\documentclass[fleqn]{article}
\usepackage{mydefs}
\usepackage{notes}
\usepackage{url}
\begin{document}
\lecture{Machine Learning}{HW05: Beyond binary classification}{CS 689, Spring 2015}
% IF YOU ARE USING THIS .TEX FILE AS A TEMPLATE, PLEASE REPLACE
% "CS 689, Spring 2015" WITH YOUR NAME AND UID.
Hand in via moodle at: \url{https://moodle.umass.edu/course/view.php?id=20836}.

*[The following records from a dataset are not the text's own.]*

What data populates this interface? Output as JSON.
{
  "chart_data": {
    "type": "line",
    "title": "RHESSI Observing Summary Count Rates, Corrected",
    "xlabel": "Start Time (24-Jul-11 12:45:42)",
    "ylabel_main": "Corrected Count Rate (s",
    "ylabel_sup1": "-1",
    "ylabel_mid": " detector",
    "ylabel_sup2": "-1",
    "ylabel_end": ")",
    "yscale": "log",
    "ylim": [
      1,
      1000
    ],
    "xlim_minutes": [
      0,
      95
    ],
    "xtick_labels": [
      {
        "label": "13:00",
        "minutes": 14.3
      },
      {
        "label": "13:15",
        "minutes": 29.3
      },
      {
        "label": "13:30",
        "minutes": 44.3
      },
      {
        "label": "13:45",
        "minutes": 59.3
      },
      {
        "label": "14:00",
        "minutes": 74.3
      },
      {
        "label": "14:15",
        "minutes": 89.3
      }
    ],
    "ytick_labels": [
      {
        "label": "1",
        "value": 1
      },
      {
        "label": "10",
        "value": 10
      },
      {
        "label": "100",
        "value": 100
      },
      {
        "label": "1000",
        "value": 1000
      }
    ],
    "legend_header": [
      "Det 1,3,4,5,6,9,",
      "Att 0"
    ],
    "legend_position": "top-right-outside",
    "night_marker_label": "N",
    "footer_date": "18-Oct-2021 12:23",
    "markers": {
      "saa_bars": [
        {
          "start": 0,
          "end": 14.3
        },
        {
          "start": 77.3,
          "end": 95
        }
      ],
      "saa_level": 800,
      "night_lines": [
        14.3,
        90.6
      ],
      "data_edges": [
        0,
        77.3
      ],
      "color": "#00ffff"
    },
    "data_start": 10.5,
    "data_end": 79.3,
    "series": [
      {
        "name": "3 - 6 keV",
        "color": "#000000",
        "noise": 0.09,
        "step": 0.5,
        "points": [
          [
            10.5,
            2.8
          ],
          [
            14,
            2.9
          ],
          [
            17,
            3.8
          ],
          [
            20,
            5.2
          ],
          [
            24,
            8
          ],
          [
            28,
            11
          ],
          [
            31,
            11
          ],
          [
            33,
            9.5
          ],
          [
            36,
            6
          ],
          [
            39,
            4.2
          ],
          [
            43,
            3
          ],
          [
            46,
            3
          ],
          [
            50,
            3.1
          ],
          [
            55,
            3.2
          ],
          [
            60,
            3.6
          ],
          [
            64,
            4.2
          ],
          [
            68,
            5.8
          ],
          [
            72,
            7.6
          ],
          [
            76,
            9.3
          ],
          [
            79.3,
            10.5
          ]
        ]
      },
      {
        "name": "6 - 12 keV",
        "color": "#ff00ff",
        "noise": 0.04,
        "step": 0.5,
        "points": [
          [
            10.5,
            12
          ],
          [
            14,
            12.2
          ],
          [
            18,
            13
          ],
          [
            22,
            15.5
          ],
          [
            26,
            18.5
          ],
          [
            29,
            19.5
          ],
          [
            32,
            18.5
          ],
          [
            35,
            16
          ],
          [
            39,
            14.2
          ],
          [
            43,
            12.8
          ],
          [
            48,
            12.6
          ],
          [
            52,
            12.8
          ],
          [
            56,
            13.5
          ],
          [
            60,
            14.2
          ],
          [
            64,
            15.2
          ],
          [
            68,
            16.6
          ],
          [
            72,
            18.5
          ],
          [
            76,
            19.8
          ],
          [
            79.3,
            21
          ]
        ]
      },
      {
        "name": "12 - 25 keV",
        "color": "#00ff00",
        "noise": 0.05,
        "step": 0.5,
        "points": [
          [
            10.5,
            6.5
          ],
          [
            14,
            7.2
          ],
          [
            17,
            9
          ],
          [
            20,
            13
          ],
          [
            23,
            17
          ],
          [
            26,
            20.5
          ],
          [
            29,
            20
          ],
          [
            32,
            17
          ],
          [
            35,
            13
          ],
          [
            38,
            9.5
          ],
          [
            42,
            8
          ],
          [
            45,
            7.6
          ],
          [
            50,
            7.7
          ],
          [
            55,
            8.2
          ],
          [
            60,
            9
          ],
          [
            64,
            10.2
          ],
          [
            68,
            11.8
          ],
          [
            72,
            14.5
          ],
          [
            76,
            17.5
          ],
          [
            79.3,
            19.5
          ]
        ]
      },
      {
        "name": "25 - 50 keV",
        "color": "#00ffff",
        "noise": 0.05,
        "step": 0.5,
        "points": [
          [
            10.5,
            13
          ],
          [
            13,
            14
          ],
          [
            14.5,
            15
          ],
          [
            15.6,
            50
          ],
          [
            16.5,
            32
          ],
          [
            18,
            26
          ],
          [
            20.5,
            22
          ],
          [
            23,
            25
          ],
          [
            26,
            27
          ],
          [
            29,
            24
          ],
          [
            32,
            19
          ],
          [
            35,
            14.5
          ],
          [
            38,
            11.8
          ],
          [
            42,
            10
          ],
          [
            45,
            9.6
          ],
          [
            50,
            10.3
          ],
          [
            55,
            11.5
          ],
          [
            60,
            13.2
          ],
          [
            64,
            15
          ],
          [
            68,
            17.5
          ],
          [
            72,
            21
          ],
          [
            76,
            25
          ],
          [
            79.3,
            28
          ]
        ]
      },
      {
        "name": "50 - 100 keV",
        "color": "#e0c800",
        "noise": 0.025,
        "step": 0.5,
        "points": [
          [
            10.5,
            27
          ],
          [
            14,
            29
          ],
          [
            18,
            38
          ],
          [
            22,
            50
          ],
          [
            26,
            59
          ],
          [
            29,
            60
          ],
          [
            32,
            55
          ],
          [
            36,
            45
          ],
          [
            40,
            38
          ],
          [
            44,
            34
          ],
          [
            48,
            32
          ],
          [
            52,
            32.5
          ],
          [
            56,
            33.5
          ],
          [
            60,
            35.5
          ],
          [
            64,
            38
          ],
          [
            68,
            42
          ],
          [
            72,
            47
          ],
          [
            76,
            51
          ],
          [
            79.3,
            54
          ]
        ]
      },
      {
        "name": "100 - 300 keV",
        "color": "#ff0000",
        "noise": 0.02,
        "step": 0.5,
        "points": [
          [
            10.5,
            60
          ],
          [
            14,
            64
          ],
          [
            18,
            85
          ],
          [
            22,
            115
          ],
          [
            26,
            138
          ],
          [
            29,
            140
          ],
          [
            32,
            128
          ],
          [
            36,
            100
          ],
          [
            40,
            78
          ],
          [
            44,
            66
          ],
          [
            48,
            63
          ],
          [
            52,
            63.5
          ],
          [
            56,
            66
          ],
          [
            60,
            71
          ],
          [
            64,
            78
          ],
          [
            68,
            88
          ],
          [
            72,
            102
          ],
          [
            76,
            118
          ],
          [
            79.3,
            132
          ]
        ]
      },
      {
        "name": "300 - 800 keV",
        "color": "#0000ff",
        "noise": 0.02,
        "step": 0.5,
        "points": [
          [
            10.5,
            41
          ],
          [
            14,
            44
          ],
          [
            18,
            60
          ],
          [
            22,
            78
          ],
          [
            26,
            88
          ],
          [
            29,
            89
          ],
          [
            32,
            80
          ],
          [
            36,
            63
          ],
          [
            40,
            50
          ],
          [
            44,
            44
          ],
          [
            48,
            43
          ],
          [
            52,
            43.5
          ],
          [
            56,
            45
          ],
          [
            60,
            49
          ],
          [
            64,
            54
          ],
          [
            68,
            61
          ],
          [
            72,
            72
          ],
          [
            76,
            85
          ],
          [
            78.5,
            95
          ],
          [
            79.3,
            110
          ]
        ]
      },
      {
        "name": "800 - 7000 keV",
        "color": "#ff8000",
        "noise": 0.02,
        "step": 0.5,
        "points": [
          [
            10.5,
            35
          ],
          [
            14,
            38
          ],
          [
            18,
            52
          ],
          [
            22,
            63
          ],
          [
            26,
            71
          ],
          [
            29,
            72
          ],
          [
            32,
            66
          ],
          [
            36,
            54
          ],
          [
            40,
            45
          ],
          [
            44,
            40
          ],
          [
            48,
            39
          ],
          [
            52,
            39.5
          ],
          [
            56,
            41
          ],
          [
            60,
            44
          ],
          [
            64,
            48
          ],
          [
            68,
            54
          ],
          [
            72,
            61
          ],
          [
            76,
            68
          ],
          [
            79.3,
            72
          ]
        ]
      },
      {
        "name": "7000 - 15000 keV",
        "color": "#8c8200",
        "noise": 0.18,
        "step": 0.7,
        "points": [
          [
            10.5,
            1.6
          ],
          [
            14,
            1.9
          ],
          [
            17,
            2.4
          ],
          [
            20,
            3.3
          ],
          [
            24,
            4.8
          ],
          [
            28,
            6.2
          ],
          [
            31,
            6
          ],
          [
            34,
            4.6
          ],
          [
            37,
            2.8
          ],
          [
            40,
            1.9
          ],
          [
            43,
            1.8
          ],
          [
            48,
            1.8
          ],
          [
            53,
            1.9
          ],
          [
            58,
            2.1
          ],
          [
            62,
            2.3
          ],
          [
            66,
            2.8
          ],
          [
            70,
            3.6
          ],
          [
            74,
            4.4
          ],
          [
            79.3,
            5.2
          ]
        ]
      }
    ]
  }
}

Remember that only PDF submissions are accepted. We encourage using
\LaTeX\ to produce your writeups. See \verb+hw00.tex+ for an example
of how to do so. You can make a \verb+.pdf+ out of the \verb+.tex+ by
running ``\verb+pdflatex hw00.tex+''. You'll need mydefs.sty and notes.sty which can be downloaded from the course page.
\bee
\i At the face of it, OVO seems more computationally intensive at training time than OVA because it trains $O(K^2)$ classifiers rather than $O(K)$ classifiers. However, all of the K-many OVA classifiers are on the full data set of N examples, while the $O(K^2)$ OVO classifiers are only on subsets of the data. Suppose that you have N data points, divided evenly into K classes (so that there are N/K examples per class).
\bee
\i Suppose that the training time for your binary classifier is linear in the number of examples it
receives. What is the complexity of training OVO and OVA, as a function of N and K?
\i Suppose the training time is quadratic; then what is the complexity of OVO and OVA?
\ene
\i We are given a binary classifier $f$ that can predict which of the two items $a$ or $b$ is ranked higher. From this we can obtain a ranking of $N$ items by considering all pairs and ordering items them based on how many times they were ranked higher. This method requires $O(N^2)$ evaluations of $f$. Describe how one might rank these items using $O(N\log N)$ evaluations of $f$?
\i Explain why stacked classifiers are more susceptible to overfitting than regular classifiers.
\ene
\end{document}